Hendri Djuna dan Penyalahgunaan APBD 2011

Kesaksian dari seorang PNS Provinsi yang bernama Hendri Djuna mengejutkan banyak kalangan. Hendri Djuna membongkar dugaan penyalahgunaan APBD 2011 untuk kepentingan kampanye di Pemilukada Gubernur Gorontalo. Saat menjabat sebagai Kepala Dinas Perhubungan dan Pariwisata Provinsi Gorontalo dia diperintahkan oleh atasannya menggunakan dana APBD membiayai kampanye atasannya di beberapa kecamatan dan desa. Kisaran biaya tingkat kecamatan diberikan anggaran 500.000, dan tingkat desa sebesar 300.000 selama 9 bulan. Dugaan penyalahgunaan APBD 2011 sebesar Rp 15 miliar yang digunakan oleh salah satu pasangan untuk kampanye, sebelumnya sudah dikabarkan oleh Ketua Dewan Provinsi (Deprov) Marten Taha dan menyerahkan ke Komisi I untuk diusut. Sehingga atas kesaksian dari Hendri Djuna di Mahkamah Konstitusi semakin menguatkan dugaan adanya penyalahgunaan APBD yang berindikasi tindak pidana korupsi. Walaupun tentunya masyarakat tidak boleh terlalu cepat mengambil kesimpulan bahwasanya penyalahgunaan APBD tersebut dilakukan oleh pasangan calon tertentu tanpa ada putusan pengadilan yang berkekuatan hukum tetap. Asas praduga tidak bersalah haruslah dijunjung tinggi atas dugaan korupsi APBD ini. Kesaksian Hendri Djuna di Mahkamah Konstitusi dalam rangka sidang sengketa PHPU bukanlah sidang dengan kasus dugaan penyalahgunaan APBD (tindak pidana korupsi).

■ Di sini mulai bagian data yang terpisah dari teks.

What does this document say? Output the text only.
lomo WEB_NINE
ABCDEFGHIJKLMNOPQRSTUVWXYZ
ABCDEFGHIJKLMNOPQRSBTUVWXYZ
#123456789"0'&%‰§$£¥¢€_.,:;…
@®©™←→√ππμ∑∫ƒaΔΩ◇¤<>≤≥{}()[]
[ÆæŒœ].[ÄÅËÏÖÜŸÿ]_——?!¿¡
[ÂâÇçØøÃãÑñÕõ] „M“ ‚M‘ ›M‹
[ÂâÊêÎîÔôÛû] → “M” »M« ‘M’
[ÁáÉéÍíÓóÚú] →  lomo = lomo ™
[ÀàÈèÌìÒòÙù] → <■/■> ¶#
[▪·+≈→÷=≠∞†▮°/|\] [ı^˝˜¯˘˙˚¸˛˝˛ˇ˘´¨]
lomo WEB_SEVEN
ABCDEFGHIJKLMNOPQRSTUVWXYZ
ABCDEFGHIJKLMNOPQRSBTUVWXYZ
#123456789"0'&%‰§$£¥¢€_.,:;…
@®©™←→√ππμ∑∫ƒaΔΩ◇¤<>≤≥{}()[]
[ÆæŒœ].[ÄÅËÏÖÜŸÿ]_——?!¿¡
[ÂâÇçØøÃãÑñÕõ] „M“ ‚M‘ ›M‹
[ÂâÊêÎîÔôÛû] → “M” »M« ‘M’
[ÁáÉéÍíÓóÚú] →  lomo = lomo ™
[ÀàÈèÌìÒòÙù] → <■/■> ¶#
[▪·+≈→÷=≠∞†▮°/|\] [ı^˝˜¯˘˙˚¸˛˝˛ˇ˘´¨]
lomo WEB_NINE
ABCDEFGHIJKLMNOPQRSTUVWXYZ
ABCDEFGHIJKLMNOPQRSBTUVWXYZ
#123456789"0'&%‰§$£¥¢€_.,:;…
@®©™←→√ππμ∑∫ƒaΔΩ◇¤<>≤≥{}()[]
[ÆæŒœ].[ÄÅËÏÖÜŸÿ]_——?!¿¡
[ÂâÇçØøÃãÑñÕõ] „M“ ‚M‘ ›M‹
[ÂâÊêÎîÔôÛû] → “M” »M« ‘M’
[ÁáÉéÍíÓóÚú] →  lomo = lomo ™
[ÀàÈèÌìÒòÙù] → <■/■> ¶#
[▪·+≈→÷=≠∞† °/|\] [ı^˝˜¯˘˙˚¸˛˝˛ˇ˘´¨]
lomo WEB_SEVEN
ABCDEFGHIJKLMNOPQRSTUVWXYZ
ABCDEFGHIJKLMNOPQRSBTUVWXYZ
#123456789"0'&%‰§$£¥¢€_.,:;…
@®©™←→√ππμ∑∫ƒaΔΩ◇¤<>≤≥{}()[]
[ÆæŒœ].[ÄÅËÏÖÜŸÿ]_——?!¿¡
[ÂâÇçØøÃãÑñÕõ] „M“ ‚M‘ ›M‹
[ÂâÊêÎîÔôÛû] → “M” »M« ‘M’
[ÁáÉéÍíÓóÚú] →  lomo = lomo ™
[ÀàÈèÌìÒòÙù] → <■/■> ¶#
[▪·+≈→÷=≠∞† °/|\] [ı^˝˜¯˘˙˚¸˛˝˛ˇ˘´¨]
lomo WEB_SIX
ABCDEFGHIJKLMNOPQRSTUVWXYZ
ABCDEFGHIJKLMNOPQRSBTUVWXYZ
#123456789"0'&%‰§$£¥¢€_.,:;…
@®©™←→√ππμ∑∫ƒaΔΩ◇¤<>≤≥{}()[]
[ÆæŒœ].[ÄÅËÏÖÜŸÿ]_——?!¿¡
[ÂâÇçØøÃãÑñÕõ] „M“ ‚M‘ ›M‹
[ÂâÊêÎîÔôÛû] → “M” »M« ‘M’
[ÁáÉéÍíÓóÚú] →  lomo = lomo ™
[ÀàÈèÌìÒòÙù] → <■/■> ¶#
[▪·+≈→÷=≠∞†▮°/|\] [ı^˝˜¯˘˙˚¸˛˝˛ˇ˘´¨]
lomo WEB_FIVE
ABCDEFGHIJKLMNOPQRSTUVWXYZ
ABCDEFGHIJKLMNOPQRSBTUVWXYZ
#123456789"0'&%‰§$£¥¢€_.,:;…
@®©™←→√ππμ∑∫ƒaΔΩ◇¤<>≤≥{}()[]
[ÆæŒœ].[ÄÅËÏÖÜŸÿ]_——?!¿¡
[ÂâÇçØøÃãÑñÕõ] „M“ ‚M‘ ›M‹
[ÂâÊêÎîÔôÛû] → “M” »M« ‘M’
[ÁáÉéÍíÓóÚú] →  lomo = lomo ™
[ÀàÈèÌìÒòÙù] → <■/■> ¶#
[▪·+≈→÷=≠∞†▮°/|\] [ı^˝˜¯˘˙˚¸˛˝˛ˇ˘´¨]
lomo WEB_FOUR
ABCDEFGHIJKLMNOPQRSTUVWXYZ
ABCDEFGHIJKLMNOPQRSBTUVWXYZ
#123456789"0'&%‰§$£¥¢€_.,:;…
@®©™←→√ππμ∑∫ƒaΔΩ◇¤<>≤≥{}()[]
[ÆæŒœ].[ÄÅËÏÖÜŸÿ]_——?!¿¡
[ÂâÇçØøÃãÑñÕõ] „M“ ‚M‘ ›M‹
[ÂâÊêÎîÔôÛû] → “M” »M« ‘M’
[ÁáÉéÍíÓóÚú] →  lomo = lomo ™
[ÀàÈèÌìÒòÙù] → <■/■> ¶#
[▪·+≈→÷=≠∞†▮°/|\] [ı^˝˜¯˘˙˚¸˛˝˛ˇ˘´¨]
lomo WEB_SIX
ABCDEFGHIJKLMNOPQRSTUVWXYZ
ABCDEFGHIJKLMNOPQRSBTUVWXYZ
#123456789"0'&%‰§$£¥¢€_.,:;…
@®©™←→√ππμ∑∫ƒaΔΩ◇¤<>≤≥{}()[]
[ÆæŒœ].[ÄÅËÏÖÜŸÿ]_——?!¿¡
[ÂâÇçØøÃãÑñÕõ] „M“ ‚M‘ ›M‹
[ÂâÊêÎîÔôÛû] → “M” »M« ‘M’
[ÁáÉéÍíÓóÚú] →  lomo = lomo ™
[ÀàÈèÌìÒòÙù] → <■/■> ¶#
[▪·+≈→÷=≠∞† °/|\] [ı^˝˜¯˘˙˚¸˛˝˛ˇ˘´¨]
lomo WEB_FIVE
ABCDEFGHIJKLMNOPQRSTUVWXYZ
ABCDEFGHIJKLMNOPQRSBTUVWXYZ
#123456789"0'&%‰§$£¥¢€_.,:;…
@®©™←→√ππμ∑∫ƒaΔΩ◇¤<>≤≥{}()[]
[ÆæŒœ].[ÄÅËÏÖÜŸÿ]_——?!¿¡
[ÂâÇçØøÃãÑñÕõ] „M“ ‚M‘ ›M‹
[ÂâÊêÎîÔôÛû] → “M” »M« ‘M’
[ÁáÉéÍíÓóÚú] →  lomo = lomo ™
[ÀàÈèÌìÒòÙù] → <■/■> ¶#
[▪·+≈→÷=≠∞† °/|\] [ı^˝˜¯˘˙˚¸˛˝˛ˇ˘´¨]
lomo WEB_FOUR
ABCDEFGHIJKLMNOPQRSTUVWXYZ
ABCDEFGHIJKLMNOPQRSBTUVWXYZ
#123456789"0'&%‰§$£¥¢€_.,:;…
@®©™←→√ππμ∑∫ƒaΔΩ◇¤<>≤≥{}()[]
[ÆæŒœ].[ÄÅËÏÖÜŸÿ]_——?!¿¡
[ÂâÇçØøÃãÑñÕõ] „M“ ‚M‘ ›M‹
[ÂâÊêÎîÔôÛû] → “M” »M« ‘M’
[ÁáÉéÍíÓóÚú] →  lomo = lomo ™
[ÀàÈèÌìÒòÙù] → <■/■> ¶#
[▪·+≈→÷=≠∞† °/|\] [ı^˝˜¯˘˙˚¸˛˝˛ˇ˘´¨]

Lemahnya Kedudukan Seorang Justice Collaborator

Seorang saksi yang melaporkan dugaan tindak pidana korupsi yang terjadi di instansinya dan melibatkan saksi tersebut (pelaku, baca) dikenal dengan istilah justice collaborator. Justice collaborator merupakan saksi pelaku yang bekerjasama dengan penegak hukum untuk membongkar dugaan tindak pidana. Seorang justice collaborator dalam tindak pidana korupsi memiliki kedudukan yang sangat lemah bila dibandingkan dengan seorang wishtleblower dari segi perlindungan hukumnya.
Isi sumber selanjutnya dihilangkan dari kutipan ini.